Optimism and pessimism were found to be relatively permanent personality traits formed in adolescence and early adulthood. Whereas optimism was found to have little or no connection at all with the risk of CHD-induced mortality, pessimism was found to be a substantial risk factor for death from CHD.
"We came to the conclusion that optimism and pessimism are two independent qualities that may co-exist. A single person may thus have various degrees of both optimism and pessimism," Mikko Pänkäläinen, a researcher at the University of Tampere and a specialist in psychiatry, told Finnish national broadcaster Yle.

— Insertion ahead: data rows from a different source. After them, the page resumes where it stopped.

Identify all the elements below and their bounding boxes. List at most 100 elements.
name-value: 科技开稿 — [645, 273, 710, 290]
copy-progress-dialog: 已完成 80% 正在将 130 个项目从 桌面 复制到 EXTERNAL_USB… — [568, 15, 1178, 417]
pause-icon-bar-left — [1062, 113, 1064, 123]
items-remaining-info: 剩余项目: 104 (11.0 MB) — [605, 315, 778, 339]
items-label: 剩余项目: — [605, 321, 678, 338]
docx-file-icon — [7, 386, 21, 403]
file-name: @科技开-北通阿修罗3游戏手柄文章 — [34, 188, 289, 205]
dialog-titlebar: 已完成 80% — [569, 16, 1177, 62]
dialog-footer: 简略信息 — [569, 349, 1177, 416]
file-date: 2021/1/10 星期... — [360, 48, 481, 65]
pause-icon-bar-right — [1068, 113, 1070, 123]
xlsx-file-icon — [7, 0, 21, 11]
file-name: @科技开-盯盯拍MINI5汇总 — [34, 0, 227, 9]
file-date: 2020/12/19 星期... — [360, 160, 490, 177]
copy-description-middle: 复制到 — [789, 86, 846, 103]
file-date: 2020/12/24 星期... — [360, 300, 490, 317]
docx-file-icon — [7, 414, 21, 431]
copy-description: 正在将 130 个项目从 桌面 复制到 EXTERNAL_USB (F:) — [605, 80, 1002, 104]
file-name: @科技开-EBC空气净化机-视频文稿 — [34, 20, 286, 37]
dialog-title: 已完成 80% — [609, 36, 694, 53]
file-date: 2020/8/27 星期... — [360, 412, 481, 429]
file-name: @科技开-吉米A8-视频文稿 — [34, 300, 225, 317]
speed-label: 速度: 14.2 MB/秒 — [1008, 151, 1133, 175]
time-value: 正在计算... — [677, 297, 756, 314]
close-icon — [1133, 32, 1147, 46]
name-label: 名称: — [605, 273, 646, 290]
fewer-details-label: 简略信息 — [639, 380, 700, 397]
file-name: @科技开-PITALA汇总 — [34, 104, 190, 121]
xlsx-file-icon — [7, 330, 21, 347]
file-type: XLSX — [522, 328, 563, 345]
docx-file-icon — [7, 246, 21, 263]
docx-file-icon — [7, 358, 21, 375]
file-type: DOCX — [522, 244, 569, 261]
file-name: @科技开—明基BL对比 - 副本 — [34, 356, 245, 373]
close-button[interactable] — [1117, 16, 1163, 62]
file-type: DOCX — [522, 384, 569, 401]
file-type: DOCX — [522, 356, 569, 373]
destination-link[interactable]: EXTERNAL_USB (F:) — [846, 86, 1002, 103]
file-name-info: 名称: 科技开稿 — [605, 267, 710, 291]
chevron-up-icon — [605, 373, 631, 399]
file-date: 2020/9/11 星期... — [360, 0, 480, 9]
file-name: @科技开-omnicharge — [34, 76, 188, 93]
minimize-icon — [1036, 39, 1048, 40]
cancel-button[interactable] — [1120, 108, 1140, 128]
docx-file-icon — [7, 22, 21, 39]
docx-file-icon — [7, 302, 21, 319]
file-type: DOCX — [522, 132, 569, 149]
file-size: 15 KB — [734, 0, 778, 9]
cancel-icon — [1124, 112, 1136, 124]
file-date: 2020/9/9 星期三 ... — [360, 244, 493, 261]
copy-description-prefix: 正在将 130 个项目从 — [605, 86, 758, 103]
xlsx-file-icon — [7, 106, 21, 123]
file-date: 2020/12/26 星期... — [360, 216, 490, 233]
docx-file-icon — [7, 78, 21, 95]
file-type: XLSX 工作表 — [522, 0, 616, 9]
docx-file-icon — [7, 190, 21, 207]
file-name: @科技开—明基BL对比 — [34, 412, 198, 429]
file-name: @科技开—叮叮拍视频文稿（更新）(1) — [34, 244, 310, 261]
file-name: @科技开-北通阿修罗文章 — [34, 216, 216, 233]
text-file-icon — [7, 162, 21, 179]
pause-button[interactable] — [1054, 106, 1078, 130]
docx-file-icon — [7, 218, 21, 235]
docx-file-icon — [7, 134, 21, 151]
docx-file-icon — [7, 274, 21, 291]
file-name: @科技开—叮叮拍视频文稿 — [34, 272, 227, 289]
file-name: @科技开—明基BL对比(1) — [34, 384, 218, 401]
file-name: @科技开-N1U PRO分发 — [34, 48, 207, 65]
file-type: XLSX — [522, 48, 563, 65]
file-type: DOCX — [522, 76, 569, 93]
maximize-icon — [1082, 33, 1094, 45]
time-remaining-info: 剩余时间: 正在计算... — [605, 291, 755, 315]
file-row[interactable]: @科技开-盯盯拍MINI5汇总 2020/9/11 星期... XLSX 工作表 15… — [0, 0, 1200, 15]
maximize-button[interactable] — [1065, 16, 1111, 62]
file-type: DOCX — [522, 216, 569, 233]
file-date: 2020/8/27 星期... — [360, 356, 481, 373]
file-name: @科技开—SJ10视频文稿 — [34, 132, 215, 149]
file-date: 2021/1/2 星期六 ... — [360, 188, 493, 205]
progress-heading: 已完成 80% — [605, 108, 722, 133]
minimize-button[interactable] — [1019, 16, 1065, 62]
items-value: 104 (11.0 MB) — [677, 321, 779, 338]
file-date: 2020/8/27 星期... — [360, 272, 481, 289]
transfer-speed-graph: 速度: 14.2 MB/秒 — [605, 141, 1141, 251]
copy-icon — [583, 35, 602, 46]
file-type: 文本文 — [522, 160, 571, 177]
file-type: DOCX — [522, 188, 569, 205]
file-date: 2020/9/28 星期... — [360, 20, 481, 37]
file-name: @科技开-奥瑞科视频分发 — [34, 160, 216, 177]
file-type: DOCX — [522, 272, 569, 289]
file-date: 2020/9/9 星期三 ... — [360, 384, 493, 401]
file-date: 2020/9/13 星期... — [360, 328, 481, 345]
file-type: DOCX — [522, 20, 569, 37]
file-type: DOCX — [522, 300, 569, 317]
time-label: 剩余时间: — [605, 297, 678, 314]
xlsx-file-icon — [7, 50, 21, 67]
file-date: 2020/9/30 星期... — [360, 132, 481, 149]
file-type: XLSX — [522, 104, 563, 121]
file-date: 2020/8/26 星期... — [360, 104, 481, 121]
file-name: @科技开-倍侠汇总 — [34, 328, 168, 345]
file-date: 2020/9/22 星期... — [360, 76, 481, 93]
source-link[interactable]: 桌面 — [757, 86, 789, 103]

Whereas being an optimist will not necessarily eliminate the possibility of heart conditions, pessimists run double the risk of developing coronary heart disease. In the course of the research, which took eleven years to complete, 2,815 people in the Finnish region of Häme were surveyed through regular blood tests and interviews. The participants were aged 52 to 76 when the study began, and the researchers were at pains to eliminate the risk from physical factors such as lifestyle, high cholesterol, smoking and diabetes.
"Our research emphasizes a close connection between body and soul," Pänkäläinen commented, venturing that pessimists may have higher levels of inflammation in their blood.
Mikko Syvänne, Chief of the Finnish Heart Association, described the study as "well-made" and "compelling."
"Taking into consideration also psychological factors could be important to calculate whether a person runs a higher risk of developing CVD," Syvänne told Yle.
Mikko Pänkäläinen went on to suggest that doctors begin to map patients with pessimistic tendencies in order to get a clearer picture of cardiovascular risks.
"It is possible, for example, to ask patients to answer questions on how they see the future. This would enable preventive measures for patients at risk," Pänkäläinen concluded.
Cardiovascular diseases are a class of diseases that involve the heart or blood vessels and include myocardial infarction, stroke, heart failure, arrhythmia, aneurysm and thrombosis. CVDs are the leading cause of death in all areas of the world except Africa.